The budget to enter Pikes Peak and the value in doing so is present for Alfa Romeo Sauber. Alfa Romeo reentered the U.S. market in 2014 after a 19-year absence, and may wish to promote itself through motorsport—the company is "thinking about" an Indycar return. Showing up to Pikes Peak with a Formula 1 car would be newsworthy on its own, and would leverage the Alfa Romeo brand in the Americas, regardless of race performance.

Its Formula 1 partner Sauber is not the wealthiest team, but the cost of operating a comparatively low-cost race like Pikes Peak would be chump change compared to a Grand Prix, and Alfa could front the investment to add a race to the team's schedule.

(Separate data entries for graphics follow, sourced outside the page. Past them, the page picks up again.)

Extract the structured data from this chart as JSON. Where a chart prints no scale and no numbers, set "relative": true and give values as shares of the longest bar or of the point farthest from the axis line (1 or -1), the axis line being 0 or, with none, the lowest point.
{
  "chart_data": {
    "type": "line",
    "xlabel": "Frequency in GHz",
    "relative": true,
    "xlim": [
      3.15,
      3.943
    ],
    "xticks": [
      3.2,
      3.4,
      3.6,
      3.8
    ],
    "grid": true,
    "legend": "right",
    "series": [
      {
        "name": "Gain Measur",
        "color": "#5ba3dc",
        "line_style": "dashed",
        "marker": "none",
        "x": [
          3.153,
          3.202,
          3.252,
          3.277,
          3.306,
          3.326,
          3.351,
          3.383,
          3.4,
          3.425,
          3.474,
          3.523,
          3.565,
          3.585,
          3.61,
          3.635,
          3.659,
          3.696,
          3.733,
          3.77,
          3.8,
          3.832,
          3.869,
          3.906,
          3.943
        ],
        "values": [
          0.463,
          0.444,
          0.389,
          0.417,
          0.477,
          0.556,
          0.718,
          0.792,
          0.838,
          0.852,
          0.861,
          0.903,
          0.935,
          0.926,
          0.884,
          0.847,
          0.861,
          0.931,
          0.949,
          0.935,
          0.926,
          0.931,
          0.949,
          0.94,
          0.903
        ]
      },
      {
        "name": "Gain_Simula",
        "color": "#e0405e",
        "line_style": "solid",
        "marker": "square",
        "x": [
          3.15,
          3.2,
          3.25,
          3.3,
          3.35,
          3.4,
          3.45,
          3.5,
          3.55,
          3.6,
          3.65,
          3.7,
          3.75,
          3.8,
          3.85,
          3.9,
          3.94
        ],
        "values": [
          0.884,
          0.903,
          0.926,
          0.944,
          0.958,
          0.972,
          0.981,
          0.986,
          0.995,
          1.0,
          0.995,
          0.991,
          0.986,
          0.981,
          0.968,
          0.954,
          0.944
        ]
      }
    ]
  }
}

One of the biggest obstacles to a Formula 1 team entering Pikes Peak is the busy Grand Prix calendar in the late spring—this year's race coincided with the French Grand Prix. Any Pikes Peak involvement would demand a free weekend, and with the sport's commercial rights holder wanting more Grands Prix per season, a free June weekend looks unlikely.

The Drive reached each team for comment on interest in entering Pikes Peak. McLaren confirmed no intent to compete at the hill climb, Sauber could not be reached for comment, and Alfa Romeo has already issued a statement regarding entry into Pikes Peak.

"At this time, Alfa Romeo is not exploring involvement in the Pikes Peak International Hill Climb either on our own or in partnership with any race teams," stated a company spokesperson to The Drive. Mercedes issued a similar statement.